Our use of p-queue should allow for rate limiting of evaluation. Does that cover your use case? We could create another sub-issue to expose those options in the alert parameters.

re: Observability

There were some recent metrics added to the code but we could use more. This would be a good sub-task to split off this proposal.

re: run alert as service

Yes, we do run the alert code as a separate process in the same container if you were to just start HyperDX code from the code tree. We do this as a convenience to get a full stack running locally for development or for anyone who's looking to just try out HyperDX. For those looking for a production install, our helm chart uses a Kubernetes CronJob to control evaluating the execution of the alert logic in a separate container. This provides separation of the alerts evaluation that can be managed using standard Kubernetes concepts.

Creating a standalone service introduces more complexity that the service would need to handle like a durable main loop, control commands to manipulate the service, a web server to run health and readniess probes through, connection recovery logic to deal with network issues, dealing with replicas, etc. Having a single process that Kubernetes will start and monitor on a schedule simplifies things.

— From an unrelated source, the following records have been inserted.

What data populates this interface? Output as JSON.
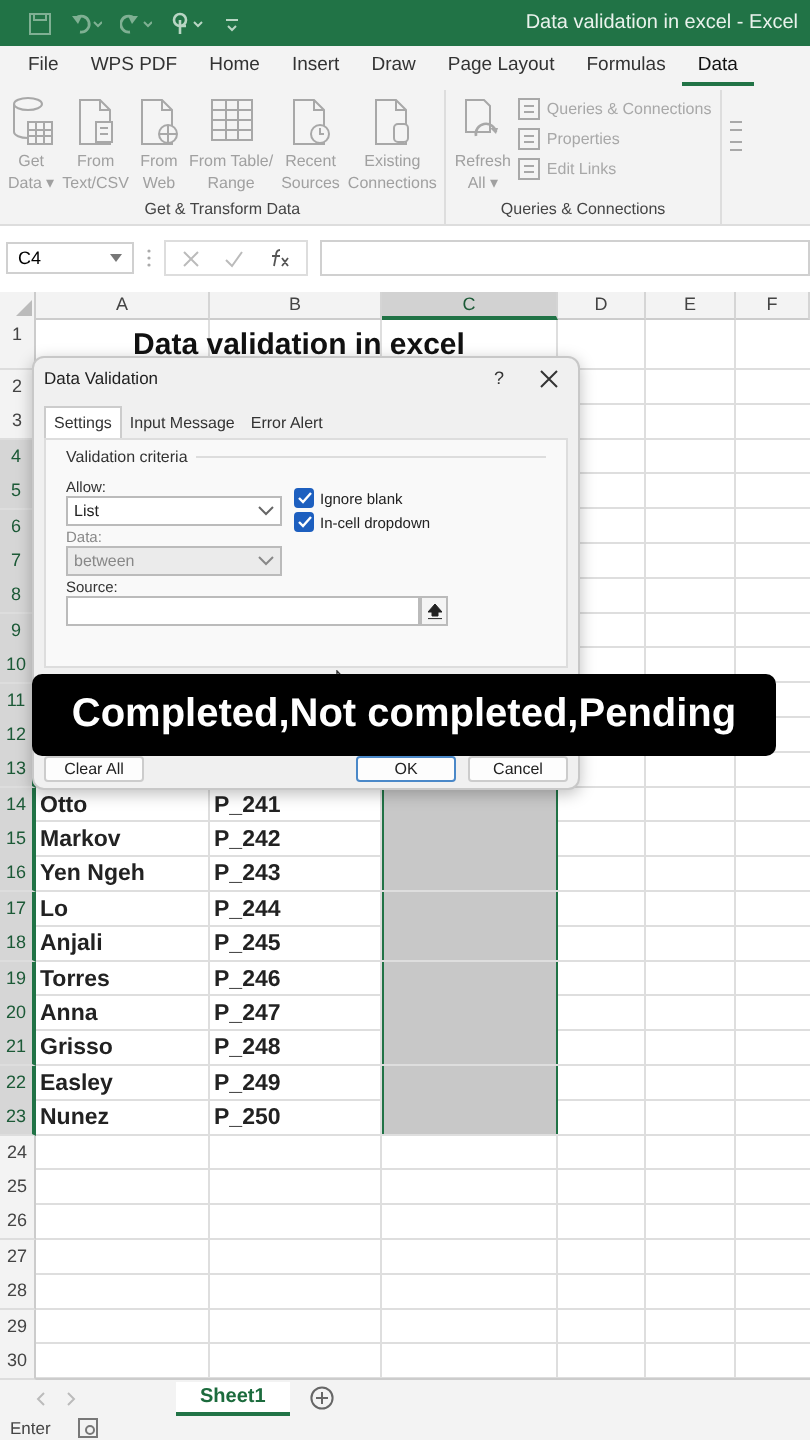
{
  "title_bar": {
    "title": "Data validation in excel  -  Excel"
  },
  "ribbon": {
    "tabs": [
      {
        "label": "File",
        "selected": false
      },
      {
        "label": "WPS PDF",
        "selected": false
      },
      {
        "label": "Home",
        "selected": false
      },
      {
        "label": "Insert",
        "selected": false
      },
      {
        "label": "Draw",
        "selected": false
      },
      {
        "label": "Page Layout",
        "selected": false
      },
      {
        "label": "Formulas",
        "selected": false
      },
      {
        "label": "Data",
        "selected": true
      }
    ],
    "groups": [
      {
        "label": "Get & Transform Data",
        "buttons": [
          {
            "lines": [
              "Get",
              "Data ▾"
            ]
          },
          {
            "lines": [
              "From",
              "Text/CSV"
            ]
          },
          {
            "lines": [
              "From",
              "Web"
            ]
          },
          {
            "lines": [
              "From Table/",
              "Range"
            ]
          },
          {
            "lines": [
              "Recent",
              "Sources"
            ]
          },
          {
            "lines": [
              "Existing",
              "Connections"
            ]
          }
        ]
      },
      {
        "label": "Queries & Connections",
        "buttons": [
          {
            "lines": [
              "Refresh",
              "All ▾"
            ]
          }
        ],
        "small_buttons": [
          "Queries & Connections",
          "Properties",
          "Edit Links"
        ]
      }
    ]
  },
  "formula_bar": {
    "name_box": "C4"
  },
  "sheet": {
    "columns": [
      {
        "label": "A",
        "selected": false
      },
      {
        "label": "B",
        "selected": false
      },
      {
        "label": "C",
        "selected": true
      },
      {
        "label": "D",
        "selected": false
      },
      {
        "label": "E",
        "selected": false
      },
      {
        "label": "F",
        "selected": false
      }
    ],
    "rows": [
      {
        "number": "1",
        "title": "Data validation in excel",
        "in_selection": false
      },
      {
        "number": "2",
        "in_selection": false
      },
      {
        "number": "3",
        "in_selection": false
      },
      {
        "number": "4",
        "in_selection": true
      },
      {
        "number": "5",
        "in_selection": true
      },
      {
        "number": "6",
        "in_selection": true
      },
      {
        "number": "7",
        "in_selection": true
      },
      {
        "number": "8",
        "in_selection": true
      },
      {
        "number": "9",
        "in_selection": true
      },
      {
        "number": "10",
        "in_selection": true
      },
      {
        "number": "11",
        "in_selection": true
      },
      {
        "number": "12",
        "in_selection": true
      },
      {
        "number": "13",
        "in_selection": true
      },
      {
        "number": "14",
        "a": "Otto",
        "b": "P_241",
        "in_selection": true
      },
      {
        "number": "15",
        "a": "Markov",
        "b": "P_242",
        "in_selection": true
      },
      {
        "number": "16",
        "a": "Yen Ngeh",
        "b": "P_243",
        "in_selection": true
      },
      {
        "number": "17",
        "a": "Lo",
        "b": "P_244",
        "in_selection": true
      },
      {
        "number": "18",
        "a": "Anjali",
        "b": "P_245",
        "in_selection": true
      },
      {
        "number": "19",
        "a": "Torres",
        "b": "P_246",
        "in_selection": true
      },
      {
        "number": "20",
        "a": "Anna",
        "b": "P_247",
        "in_selection": true
      },
      {
        "number": "21",
        "a": "Grisso",
        "b": "P_248",
        "in_selection": true
      },
      {
        "number": "22",
        "a": "Easley",
        "b": "P_249",
        "in_selection": true
      },
      {
        "number": "23",
        "a": "Nunez",
        "b": "P_250",
        "in_selection": true
      },
      {
        "number": "24",
        "in_selection": false
      },
      {
        "number": "25",
        "in_selection": false
      },
      {
        "number": "26",
        "in_selection": false
      },
      {
        "number": "27",
        "in_selection": false
      },
      {
        "number": "28",
        "in_selection": false
      },
      {
        "number": "29",
        "in_selection": false
      },
      {
        "number": "30",
        "in_selection": false
      }
    ]
  },
  "dialog": {
    "title": "Data Validation",
    "help": "?",
    "tabs": [
      {
        "label": "Settings",
        "selected": true
      },
      {
        "label": "Input Message",
        "selected": false
      },
      {
        "label": "Error Alert",
        "selected": false
      }
    ],
    "section": "Validation criteria",
    "allow_label": "Allow:",
    "allow_value": "List",
    "data_label": "Data:",
    "data_value": "between",
    "data_disabled": true,
    "checkboxes": [
      {
        "label": "Ignore blank",
        "checked": true
      },
      {
        "label": "In-cell dropdown",
        "checked": true
      }
    ],
    "source_label": "Source:",
    "buttons": [
      {
        "label": "Clear All",
        "kind": "left"
      },
      {
        "label": "OK",
        "kind": "default"
      },
      {
        "label": "Cancel",
        "kind": "normal"
      }
    ]
  },
  "caption": "Completed,Not completed,Pending",
  "sheet_tabs": [
    {
      "label": "Sheet1",
      "selected": true
    }
  ],
  "status_bar": {
    "mode": "Enter"
  }
}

Of course there is nothing to prevent building a container image for tasks and setting RUN_SCHEDULED_TASKS_EXTERNALLY to false. This will cause the container to behave like it does inside the dev stack - it will run like a service but only executes the eval loop on a 1 minute schedule. You could then write a wrapper around that task and use any coordination scheme that you would like. It just seems like that's a detail of your desired deployment and something that could be contained in a Dockerfile using the task execution code to do all of its heavy lifting.

[dhable]

@claude Create new sub-issues with the details from re: add retry response and re: Alarms are executed evenly response.

[zdyj3170101136]

task_queue

Re: Asynchronous Execution

Even with unlimited concurrency, because we wait for all alerts to complete, a long-running alert will still affect other alerts.

Assuming you've deployed a service-based checkAlerts, with waitForCompletion: true set, a cron job will wait for the previous cron job to complete before executing. Therefore, if the previous cron job takes too long, it will affect the overall operation of the alerting service.

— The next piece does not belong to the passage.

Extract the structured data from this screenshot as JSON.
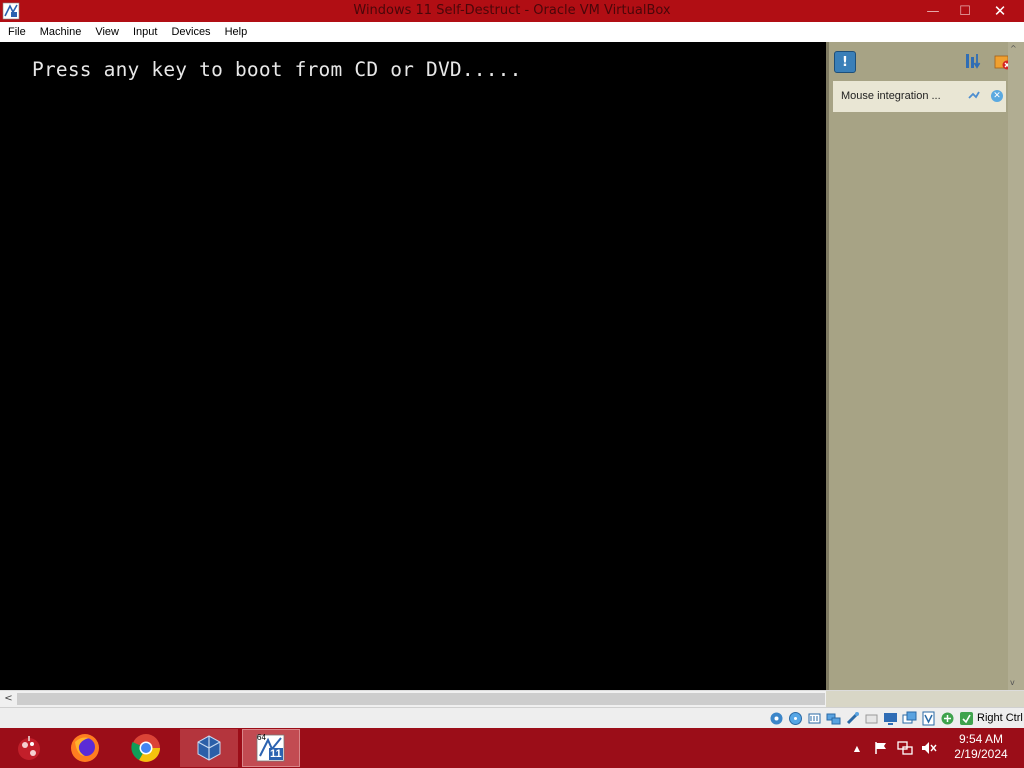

Essentially, what I want is to change waitForCompletion to false. This makes cron jobs independent of each other.

Then, if an alert takes too long (more than 1 minute), it will only prevent that alert from starting in the next cron job run (and this will be observed through metrics).

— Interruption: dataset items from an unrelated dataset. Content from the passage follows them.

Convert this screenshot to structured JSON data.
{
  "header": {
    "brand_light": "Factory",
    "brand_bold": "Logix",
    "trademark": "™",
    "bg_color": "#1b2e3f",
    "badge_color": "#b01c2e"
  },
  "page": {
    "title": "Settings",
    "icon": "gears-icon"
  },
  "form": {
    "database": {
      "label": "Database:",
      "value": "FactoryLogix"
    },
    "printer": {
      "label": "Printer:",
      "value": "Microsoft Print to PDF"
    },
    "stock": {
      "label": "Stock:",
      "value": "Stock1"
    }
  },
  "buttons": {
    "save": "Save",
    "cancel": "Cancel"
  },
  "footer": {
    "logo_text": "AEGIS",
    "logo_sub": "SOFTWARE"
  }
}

Reply: Even Alert Execution

Limiting the evaluation rate isn't actually the goal.

Even execution aims to lower the service's average CPU usage.

We use AWS ClickHouse Cloud and have automatic VPA enabled. Lower average CPU usage allows for lower service specifications, thus reducing costs.

Reply: Run alerts using a cron job.

Running alerts via a cron job makes it difficult to expose as service metrics.

[zdyj3170101136]

I also recommend adding an alarm connection that is used exclusively for alarms.

This will allow you to fully guarantee the stability of the alarm service through ClickHouse Cloud's compute isolation.

[zdyj3170101136]

If we can reach an agreement, I would be happy to submit a merge request.